The Scoville scale of dangerous questions
Taped to the wall just next to where I am writing this is a cut-out from an old issue of "New Scientist" that describes the Scoville scale. This scale describes the hotness (spicyness) of food on a linear scale. The hotness is determined by diluting a known amount of a food item until you no longer can taste the burning sensation. The rating a food item gets on the scale is represented directly by the amount of dilution necessary. While a typical Jalapeno pepper measures a paltry 2,500-8,000 on this scale, the Guiness Book of record desribes a pepper that measure 580,000(!) and there is even one that measure 855,000!!!. Pretty hot. That's interesting and all, but what has this got to do with ID? Well, William Dembski proposes that we should ask some dangerous questions for materialism and grade them on the Scoville scale.
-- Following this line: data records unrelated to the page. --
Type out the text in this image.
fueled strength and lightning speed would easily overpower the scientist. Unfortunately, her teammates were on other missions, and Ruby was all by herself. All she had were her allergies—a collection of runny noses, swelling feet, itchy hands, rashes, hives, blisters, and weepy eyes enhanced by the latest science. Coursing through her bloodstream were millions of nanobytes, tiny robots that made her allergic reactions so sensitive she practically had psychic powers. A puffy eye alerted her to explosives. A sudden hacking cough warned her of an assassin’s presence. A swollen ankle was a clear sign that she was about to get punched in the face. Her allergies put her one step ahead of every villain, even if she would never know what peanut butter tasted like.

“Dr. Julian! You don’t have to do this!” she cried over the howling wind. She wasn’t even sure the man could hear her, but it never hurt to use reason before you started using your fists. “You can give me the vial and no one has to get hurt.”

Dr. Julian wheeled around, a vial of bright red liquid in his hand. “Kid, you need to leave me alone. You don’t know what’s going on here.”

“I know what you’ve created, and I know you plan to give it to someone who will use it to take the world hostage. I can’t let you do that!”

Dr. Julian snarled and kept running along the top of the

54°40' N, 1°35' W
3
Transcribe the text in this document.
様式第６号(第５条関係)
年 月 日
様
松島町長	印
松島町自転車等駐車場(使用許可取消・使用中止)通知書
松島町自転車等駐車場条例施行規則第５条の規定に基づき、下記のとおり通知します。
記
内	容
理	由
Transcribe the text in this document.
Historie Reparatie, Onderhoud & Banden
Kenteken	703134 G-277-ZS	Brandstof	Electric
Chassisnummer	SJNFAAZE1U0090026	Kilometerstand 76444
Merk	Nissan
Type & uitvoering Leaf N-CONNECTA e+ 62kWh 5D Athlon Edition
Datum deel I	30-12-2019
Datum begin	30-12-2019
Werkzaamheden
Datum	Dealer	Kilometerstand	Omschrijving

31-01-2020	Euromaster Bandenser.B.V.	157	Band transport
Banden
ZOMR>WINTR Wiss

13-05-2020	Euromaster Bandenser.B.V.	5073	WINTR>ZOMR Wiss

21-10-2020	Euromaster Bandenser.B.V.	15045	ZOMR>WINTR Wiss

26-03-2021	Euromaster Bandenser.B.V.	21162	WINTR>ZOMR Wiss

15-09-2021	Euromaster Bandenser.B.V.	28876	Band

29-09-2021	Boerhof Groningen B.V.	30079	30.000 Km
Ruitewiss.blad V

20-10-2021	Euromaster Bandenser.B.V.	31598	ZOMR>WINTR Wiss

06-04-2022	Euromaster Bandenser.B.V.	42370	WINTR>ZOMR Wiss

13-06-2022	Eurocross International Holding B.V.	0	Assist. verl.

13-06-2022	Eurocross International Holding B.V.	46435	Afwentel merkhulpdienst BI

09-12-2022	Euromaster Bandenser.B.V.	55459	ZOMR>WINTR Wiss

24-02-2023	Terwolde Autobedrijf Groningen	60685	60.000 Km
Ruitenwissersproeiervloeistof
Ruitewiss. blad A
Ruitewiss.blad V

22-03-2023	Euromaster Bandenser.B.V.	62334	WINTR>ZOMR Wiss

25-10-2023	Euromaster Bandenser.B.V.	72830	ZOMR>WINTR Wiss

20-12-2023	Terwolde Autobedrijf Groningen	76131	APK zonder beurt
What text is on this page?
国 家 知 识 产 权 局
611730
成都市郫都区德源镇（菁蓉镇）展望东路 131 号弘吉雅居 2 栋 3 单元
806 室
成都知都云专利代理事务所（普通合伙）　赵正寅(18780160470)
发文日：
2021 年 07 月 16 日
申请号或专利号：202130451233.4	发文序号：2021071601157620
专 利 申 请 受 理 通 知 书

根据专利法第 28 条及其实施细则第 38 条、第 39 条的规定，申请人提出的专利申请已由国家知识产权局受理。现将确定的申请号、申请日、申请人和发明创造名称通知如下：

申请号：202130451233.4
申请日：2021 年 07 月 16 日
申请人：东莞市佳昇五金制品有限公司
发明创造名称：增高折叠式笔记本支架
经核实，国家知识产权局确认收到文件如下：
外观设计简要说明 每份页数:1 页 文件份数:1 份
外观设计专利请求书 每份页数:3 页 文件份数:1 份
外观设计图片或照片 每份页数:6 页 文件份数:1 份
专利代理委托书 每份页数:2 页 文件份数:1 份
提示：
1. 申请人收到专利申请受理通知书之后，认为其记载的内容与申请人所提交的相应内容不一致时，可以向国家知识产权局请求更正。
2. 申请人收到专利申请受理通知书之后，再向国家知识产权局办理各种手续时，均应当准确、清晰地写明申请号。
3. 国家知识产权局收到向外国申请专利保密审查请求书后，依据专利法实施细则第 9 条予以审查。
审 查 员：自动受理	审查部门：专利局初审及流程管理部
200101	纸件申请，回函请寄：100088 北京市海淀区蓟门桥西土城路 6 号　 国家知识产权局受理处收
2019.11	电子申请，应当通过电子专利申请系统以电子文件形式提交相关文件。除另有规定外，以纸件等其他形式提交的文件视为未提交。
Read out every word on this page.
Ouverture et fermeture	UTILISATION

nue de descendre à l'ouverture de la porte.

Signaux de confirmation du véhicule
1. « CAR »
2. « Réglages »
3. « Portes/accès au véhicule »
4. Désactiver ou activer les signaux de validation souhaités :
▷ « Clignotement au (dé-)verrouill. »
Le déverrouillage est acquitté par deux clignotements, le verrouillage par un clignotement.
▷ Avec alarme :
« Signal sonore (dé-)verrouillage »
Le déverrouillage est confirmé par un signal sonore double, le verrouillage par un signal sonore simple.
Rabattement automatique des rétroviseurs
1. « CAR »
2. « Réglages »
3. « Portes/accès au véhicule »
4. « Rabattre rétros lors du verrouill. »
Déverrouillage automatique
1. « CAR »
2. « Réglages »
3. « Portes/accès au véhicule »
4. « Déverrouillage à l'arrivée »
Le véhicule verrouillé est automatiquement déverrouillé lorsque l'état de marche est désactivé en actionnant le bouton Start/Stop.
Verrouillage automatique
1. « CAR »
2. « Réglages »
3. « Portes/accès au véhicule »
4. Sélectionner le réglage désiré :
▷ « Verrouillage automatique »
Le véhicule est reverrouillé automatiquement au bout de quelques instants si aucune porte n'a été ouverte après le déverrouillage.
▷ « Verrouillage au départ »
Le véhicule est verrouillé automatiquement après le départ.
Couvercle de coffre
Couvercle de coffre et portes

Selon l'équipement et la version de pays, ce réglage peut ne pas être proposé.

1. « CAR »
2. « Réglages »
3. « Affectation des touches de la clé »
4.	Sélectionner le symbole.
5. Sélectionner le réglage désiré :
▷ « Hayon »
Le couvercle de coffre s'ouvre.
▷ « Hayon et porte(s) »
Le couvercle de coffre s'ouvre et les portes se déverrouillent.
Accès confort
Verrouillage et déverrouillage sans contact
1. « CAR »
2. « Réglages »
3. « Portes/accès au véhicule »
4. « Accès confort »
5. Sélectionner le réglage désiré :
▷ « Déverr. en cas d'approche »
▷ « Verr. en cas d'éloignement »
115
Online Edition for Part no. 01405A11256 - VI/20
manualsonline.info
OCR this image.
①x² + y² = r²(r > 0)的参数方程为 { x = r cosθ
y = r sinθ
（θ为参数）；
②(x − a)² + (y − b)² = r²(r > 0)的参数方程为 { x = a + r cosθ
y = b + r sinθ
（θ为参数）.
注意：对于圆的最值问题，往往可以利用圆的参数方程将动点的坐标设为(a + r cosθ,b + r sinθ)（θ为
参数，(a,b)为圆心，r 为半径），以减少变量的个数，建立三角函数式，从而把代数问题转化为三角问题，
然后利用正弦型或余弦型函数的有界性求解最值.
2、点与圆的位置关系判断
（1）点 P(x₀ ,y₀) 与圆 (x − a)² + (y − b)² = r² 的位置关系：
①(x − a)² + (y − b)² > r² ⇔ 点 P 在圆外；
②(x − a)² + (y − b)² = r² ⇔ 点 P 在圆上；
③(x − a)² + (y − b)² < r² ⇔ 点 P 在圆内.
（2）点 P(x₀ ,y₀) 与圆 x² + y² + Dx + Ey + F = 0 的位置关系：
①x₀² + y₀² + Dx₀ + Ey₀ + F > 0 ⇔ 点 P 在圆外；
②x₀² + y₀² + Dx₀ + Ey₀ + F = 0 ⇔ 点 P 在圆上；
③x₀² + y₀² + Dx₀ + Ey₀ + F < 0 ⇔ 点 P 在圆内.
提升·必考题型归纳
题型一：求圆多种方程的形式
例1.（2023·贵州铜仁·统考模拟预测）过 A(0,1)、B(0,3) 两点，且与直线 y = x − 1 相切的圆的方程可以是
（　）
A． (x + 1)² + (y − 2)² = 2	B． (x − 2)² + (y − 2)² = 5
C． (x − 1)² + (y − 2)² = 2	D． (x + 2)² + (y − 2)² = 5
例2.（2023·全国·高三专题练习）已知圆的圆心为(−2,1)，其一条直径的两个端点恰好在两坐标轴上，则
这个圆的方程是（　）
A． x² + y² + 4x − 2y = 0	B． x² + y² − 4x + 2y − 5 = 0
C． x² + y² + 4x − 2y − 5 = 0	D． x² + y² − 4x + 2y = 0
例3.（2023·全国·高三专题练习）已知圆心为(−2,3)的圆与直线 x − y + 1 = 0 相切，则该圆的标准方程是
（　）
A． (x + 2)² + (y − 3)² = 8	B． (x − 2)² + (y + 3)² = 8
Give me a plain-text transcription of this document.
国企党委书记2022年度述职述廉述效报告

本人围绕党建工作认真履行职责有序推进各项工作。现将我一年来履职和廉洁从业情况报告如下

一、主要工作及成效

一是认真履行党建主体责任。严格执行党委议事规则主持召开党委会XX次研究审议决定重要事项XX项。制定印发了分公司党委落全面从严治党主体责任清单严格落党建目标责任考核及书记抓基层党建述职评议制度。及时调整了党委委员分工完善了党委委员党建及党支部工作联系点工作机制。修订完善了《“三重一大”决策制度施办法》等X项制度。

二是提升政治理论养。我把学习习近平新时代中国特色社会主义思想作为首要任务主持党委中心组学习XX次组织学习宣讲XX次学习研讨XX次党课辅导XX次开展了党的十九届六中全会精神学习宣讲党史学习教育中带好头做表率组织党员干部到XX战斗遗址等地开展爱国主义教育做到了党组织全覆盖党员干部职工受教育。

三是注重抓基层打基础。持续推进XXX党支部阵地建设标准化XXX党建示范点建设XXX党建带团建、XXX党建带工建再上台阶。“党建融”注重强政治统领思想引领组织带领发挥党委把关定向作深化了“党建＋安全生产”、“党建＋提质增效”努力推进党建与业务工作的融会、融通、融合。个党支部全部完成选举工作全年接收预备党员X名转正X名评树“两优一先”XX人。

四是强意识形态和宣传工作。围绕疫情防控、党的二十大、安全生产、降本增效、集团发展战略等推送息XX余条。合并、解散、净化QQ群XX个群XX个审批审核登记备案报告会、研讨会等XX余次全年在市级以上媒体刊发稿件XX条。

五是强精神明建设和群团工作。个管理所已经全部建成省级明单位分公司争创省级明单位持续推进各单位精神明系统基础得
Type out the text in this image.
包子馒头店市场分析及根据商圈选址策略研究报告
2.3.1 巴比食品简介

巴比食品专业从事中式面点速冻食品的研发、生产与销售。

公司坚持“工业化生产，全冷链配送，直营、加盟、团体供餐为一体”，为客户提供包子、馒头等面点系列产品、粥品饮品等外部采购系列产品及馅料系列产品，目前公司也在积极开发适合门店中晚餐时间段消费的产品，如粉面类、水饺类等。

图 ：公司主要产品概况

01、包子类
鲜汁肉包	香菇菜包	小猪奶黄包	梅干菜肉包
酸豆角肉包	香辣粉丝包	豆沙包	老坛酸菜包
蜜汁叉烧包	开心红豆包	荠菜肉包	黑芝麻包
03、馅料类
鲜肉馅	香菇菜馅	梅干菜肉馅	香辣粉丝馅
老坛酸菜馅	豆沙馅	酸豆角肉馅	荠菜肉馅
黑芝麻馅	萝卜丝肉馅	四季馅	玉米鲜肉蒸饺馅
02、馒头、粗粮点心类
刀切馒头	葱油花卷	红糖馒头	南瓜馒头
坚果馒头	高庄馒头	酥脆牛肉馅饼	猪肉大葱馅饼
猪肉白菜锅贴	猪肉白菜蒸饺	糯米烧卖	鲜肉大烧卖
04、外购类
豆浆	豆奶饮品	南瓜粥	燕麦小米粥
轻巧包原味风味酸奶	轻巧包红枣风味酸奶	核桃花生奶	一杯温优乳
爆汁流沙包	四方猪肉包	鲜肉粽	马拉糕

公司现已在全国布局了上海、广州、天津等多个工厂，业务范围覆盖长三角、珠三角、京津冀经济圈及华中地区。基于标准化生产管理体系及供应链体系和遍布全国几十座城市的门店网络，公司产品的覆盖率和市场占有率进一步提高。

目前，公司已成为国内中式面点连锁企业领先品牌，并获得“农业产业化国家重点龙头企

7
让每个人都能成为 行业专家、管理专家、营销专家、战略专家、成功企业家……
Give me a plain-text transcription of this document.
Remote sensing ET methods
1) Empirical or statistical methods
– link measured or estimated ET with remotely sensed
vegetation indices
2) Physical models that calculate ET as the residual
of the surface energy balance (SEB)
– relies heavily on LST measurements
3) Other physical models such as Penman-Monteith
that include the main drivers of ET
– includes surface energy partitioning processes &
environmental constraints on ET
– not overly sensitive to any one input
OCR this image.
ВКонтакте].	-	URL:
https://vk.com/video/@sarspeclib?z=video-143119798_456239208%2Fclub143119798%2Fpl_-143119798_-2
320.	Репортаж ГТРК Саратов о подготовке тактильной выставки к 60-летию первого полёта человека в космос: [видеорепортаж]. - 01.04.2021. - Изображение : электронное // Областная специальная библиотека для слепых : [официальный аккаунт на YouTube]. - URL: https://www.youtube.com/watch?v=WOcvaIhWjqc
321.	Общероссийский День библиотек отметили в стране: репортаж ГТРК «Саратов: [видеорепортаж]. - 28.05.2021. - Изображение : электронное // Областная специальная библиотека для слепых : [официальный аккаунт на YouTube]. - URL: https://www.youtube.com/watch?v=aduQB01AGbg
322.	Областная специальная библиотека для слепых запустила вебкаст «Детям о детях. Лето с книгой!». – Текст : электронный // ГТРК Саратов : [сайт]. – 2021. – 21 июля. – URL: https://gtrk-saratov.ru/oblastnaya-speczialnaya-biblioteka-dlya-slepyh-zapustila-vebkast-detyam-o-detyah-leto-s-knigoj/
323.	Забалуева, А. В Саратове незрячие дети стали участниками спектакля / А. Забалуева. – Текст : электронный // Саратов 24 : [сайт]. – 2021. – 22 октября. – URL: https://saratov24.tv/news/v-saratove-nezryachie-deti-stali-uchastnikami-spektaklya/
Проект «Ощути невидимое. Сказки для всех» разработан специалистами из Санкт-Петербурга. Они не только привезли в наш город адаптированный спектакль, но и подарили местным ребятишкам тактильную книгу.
Asks he:
What would happen if the general public not only disbelieved materialism (as it is, they disbelieve it now) but also decided to cease funding it out of their tax dollars?I'll let the ID crowd worry about that question and ask a similar one on my own:
What would happen if the general public not only embraced non-materialism (even more than now) but also decided to cease funding materialistic science, instead channeling all those tax dollars into non-materialistic "science"?
- What would happen if prayer studies superceded drug trials?
- What would happen if divining became a legitimate scientific tool?
- What would happen if "God-did-it" became a valid scientific explanation?
I'd say that the above would rate fairly highly on the scale, some possibly coming close to the equivalent of pure capsaicin.
Small note: I just noticed that this is my 100th post on this blog. Hurrah for me.